The Attempt at a Solution

[PLAIN]http://img145.imageshack.us/img145/2773/62b19dc3faac4cc4a989485.gif

The issue is that the sum of numerators don't equal the denominator and I'm pretty sure it has to.

 

[jbunniii]

Your calculation for P(X = 1) is incorrect.

X = 1 iff at least one face is 1. The complement of this event is "no face is 1." So I can calculate the probability as follows:

P(X = 1) = 1 - P(\textrm{no face is 1}) = 1 - \left(5/6\right)^4 = 671/1296

Another, more laborious way to do this is to break the event down into disjoint cases that are easier to calculate:

"at least face is 1" is the disjoint union of the following:

"exactly one face is 1"
"exactly two faces are 1"
"exactly three faces are 1"
"exactly four faces are 1"

So you can calculate the probabilities of these four events and add them to get the answer.

The probability of exactly one face is

{4 \choose 1}(1/6)^1(5/6)^3

and so forth.

I didn't check your answers for P(X = 2) etc.
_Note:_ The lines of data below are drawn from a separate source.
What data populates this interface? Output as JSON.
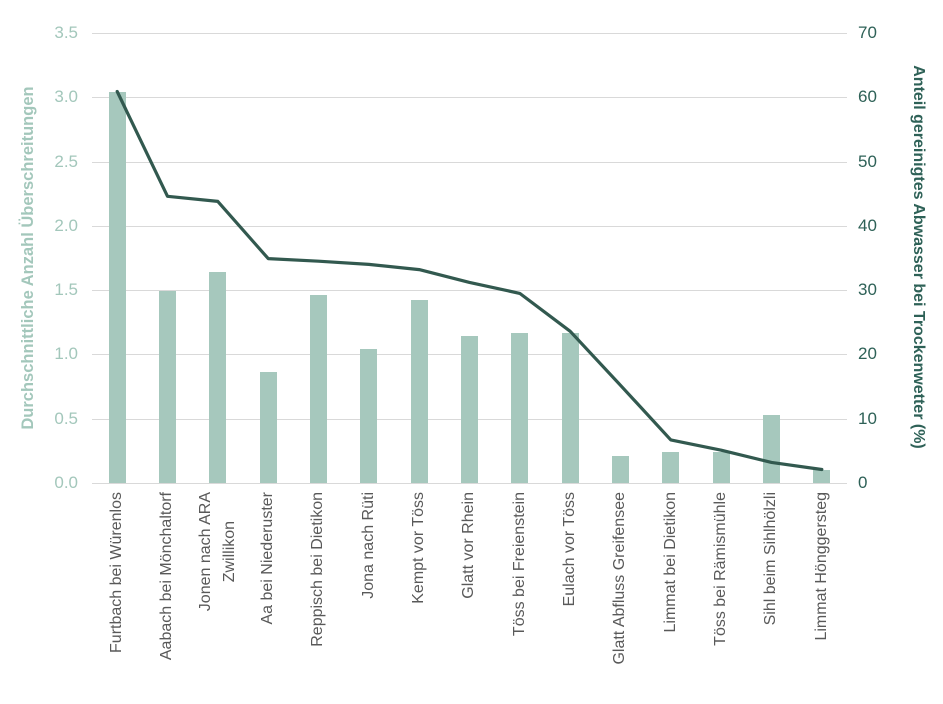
{
  "chart_data": {
    "type": "bar",
    "subtype": "combo-bar-line-dual-axis",
    "title": "",
    "legend": "none",
    "background": "#ffffff",
    "grid": {
      "show": true,
      "color": "#d9d9d9"
    },
    "categories": [
      "Furtbach bei Würenlos",
      "Aabach bei Mönchaltorf",
      "Jonen nach ARA\nZwillikon",
      "Aa bei Niederuster",
      "Reppisch bei Dietikon",
      "Jona nach Rüti",
      "Kempt vor Töss",
      "Glatt vor Rhein",
      "Töss bei Freienstein",
      "Eulach vor Töss",
      "Glatt Abfluss Greifensee",
      "Limmat bei Dietikon",
      "Töss bei Rämismühle",
      "Sihl beim Sihlhölzli",
      "Limmat Hönggersteg"
    ],
    "category_label_color": "#595959",
    "series": [
      {
        "name": "Durchschnittliche Anzahl Überschreitungen",
        "type": "bar",
        "axis": "left",
        "color": "#a6c8bd",
        "values": [
          3.04,
          1.49,
          1.64,
          0.86,
          1.46,
          1.04,
          1.42,
          1.14,
          1.17,
          1.17,
          0.21,
          0.24,
          0.24,
          0.53,
          0.1
        ]
      },
      {
        "name": "Anteil gereinigtes Abwasser bei Trockenwetter (%)",
        "type": "line",
        "axis": "right",
        "color": "#32594f",
        "values": [
          60.9,
          44.6,
          43.8,
          34.9,
          34.5,
          34.0,
          33.2,
          31.2,
          29.5,
          23.6,
          15.2,
          6.7,
          5.1,
          3.2,
          2.1
        ]
      }
    ],
    "left_axis": {
      "title": "Durchschnittliche Anzahl Überschreitungen",
      "min": 0,
      "max": 3.5,
      "ticks": [
        "3.5",
        "3.0",
        "2.5",
        "2.0",
        "1.5",
        "1.0",
        "0.5",
        "0.0"
      ],
      "color": "#a3c7bb"
    },
    "right_axis": {
      "title": "Anteil gereinigtes Abwasser bei Trockenwetter (%)",
      "min": 0,
      "max": 70,
      "ticks": [
        "70",
        "60",
        "50",
        "40",
        "30",
        "20",
        "10",
        "0"
      ],
      "color": "#2e6157"
    }
  }
}
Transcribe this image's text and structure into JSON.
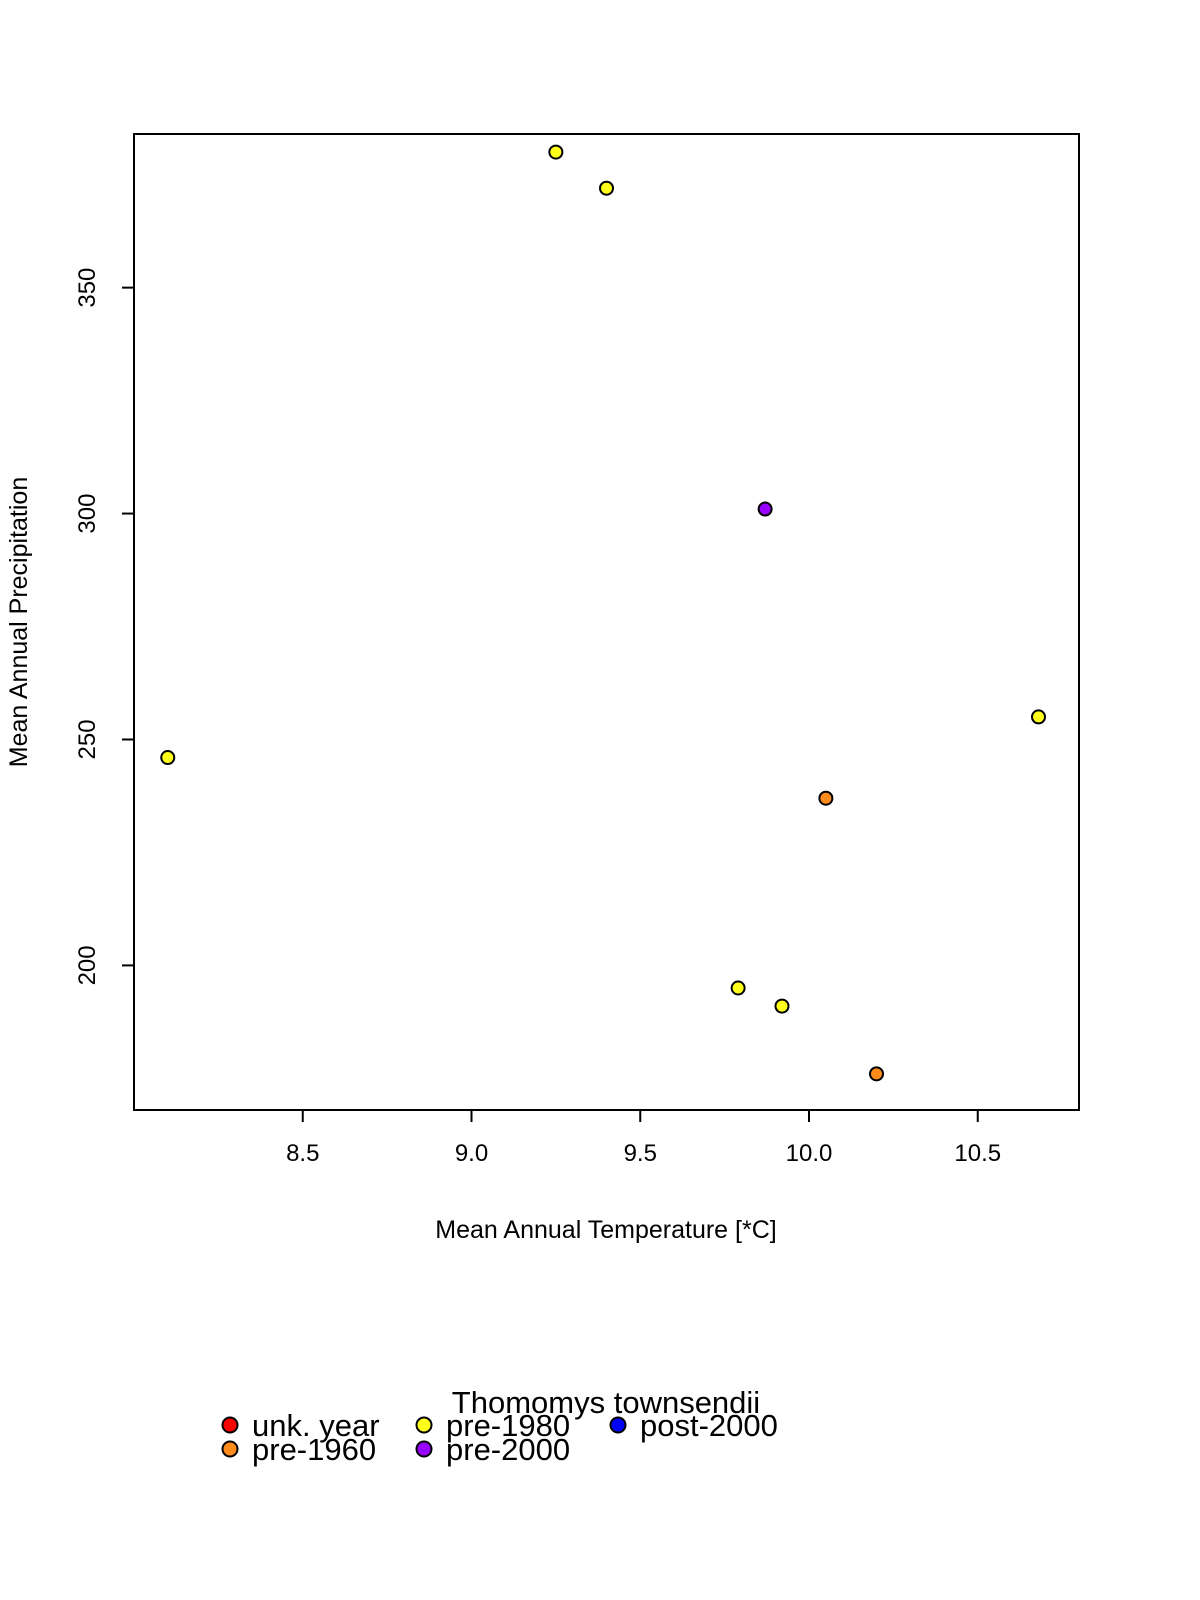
{
  "chart_data": {
    "type": "scatter",
    "title": "",
    "xlabel": "Mean Annual Temperature [*C]",
    "ylabel": "Mean Annual Precipitation",
    "xlim": [
      8.0,
      10.8
    ],
    "ylim": [
      168,
      384
    ],
    "xticks": [
      8.5,
      9.0,
      9.5,
      10.0,
      10.5
    ],
    "xtick_labels": [
      "8.5",
      "9.0",
      "9.5",
      "10.0",
      "10.5"
    ],
    "yticks": [
      200,
      250,
      300,
      350
    ],
    "ytick_labels": [
      "200",
      "250",
      "300",
      "350"
    ],
    "grid": false,
    "legend": {
      "title": "Thomomys townsendii",
      "placement": "bottom",
      "entries": [
        {
          "label": "unk. year",
          "color": "#ff0000"
        },
        {
          "label": "pre-1960",
          "color": "#ff8c1a"
        },
        {
          "label": "pre-1980",
          "color": "#ffff1a"
        },
        {
          "label": "pre-2000",
          "color": "#9900ff"
        },
        {
          "label": "post-2000",
          "color": "#0000ff"
        }
      ]
    },
    "series": [
      {
        "name": "unk. year",
        "color": "#ff0000",
        "points": []
      },
      {
        "name": "pre-1960",
        "color": "#ff8c1a",
        "points": [
          {
            "x": 10.05,
            "y": 237
          },
          {
            "x": 10.2,
            "y": 176
          }
        ]
      },
      {
        "name": "pre-1980",
        "color": "#ffff1a",
        "points": [
          {
            "x": 9.25,
            "y": 380
          },
          {
            "x": 9.4,
            "y": 372
          },
          {
            "x": 8.1,
            "y": 246
          },
          {
            "x": 10.68,
            "y": 255
          },
          {
            "x": 9.79,
            "y": 195
          },
          {
            "x": 9.92,
            "y": 191
          }
        ]
      },
      {
        "name": "pre-2000",
        "color": "#9900ff",
        "points": [
          {
            "x": 9.87,
            "y": 301
          }
        ]
      },
      {
        "name": "post-2000",
        "color": "#0000ff",
        "points": []
      }
    ]
  }
}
You are correct that the probabilities of the 6 events you listed should add to 1.

 

[The_Iceflash]

^Thanks. What would I do to get P(X=2)...P(X=5)? I'm confused on what to do for the other faces.

 

[jbunniii]

For P(X = 2), I think you have to do disjoint cases as in my second method above.

"the smallest face is 2" is the disjoint union of the following events:

"exactly one face is 2, and the other faces are all > 2"
"exactly two faces are 2, and the other faces are all > 2"
"exactly three faces are 2, and the other faces are all > 2"
"all four faces are 2"

The probability of the first of these events is

{4 \choose 1}(1/6)^1(4/6)^3

and you can calculate the others similarly.

This method should work for P(X=3),...,P(X=5) as well. There might be a simpler short-cut, as there was with P(X = 1), but I don't see one.